Use of spas continued after the Ottoman conquest in the 15th century. The Ottomans added the specific architecture, which included Turkish baths, or hamams and specific oriental ornamentation of the spa objects. After visiting Ovčar Banja in 1664, Ottoman traveler Evliya Çelebi wrote that 40,000 to 50,000 people visit during the summer ("watermelon") season, but also described the spa as the location of numerous fairs and as a major trading place. Some of the hamams survived until today, like in Sokobanja, while several are still in use (Brestovačka Banja [sr], Novopazarska Banja). Hills east of Belgrade remained popular excursion sites during the Ottoman period. Upper classes built numerous summer houses, especially on the Ekmekluk Hill, today known as Zvezdara.
By the 2020s, the second most visited tourist attraction in Belgrade, providing one third of foreign currency income for the city, was the bohemian quarter Skadarlija, a vintage street dotted with kafanas. The very first kafana in Belgrade, an oriental-style bistro, was opened in 1522 and was arguable the oldest venue of that type in Europe. It served only Turkish coffee, but later some offered nargile also. Despite frequent Ottoman–Habsburg wars in the 17th and 18th century, and change of occupational rulers in Belgrade and northern Serbia, the number of kafanas was always high.

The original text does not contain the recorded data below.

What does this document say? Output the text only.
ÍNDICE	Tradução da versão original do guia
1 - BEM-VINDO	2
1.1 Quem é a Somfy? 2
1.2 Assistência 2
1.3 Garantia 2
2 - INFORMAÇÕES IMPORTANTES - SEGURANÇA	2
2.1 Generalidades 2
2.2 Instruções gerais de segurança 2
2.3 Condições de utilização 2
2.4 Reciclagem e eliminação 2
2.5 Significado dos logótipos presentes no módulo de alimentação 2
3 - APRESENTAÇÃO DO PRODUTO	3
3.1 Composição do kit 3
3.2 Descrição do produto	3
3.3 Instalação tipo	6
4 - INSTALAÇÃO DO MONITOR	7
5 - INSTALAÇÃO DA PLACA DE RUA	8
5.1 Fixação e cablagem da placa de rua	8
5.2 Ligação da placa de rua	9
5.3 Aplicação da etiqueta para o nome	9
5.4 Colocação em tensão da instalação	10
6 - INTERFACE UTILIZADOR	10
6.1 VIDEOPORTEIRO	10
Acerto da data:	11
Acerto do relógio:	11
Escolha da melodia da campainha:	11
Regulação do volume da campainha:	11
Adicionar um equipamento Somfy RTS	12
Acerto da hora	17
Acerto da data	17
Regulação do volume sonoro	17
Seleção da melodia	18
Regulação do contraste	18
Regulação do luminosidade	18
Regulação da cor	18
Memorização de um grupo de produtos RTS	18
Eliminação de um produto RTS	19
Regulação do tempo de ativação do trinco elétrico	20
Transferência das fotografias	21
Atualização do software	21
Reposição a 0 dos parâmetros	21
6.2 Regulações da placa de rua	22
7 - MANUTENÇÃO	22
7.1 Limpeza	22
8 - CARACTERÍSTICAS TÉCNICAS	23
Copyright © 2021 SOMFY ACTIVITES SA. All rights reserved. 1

As Serbia remained on the main trading route connecting Middle East and western Europe, the hospitality venues along the roads continued to develop. During the Ottoman period, the caravans grew bigger, involving new animals, so the caravans of 500-650 camels were recorded. When Çelebi visited Belgrade in 1661, he counted 21 khans and 6 caravanserais. The largest was the Caravanserai of Sokollu Mehmed Pasha which had "160 chimneys", while some of the larger ones even had harem sections.
Early roots of modern tourism in Serbia can be traced to the 19th century. Serbian government, and the rulers personally, actively participated in development of the spas, by hiring foreign geologists to survey the spa waters and sending medics to the newly formed spa centers. In time, they attracted foreign visitors, mostly from Austria-Hungary and Greece. Until World War I, Banja Koviljača, Niška Banja and Vranjska Banja emerged as the most visited spas, though Vrnjačka Banja, Sokobanja and Ribarska Banja are considered to be among the oldest. Also popular was one of the latest discovered, Mataruška Banja, which was founded in the late 19th century.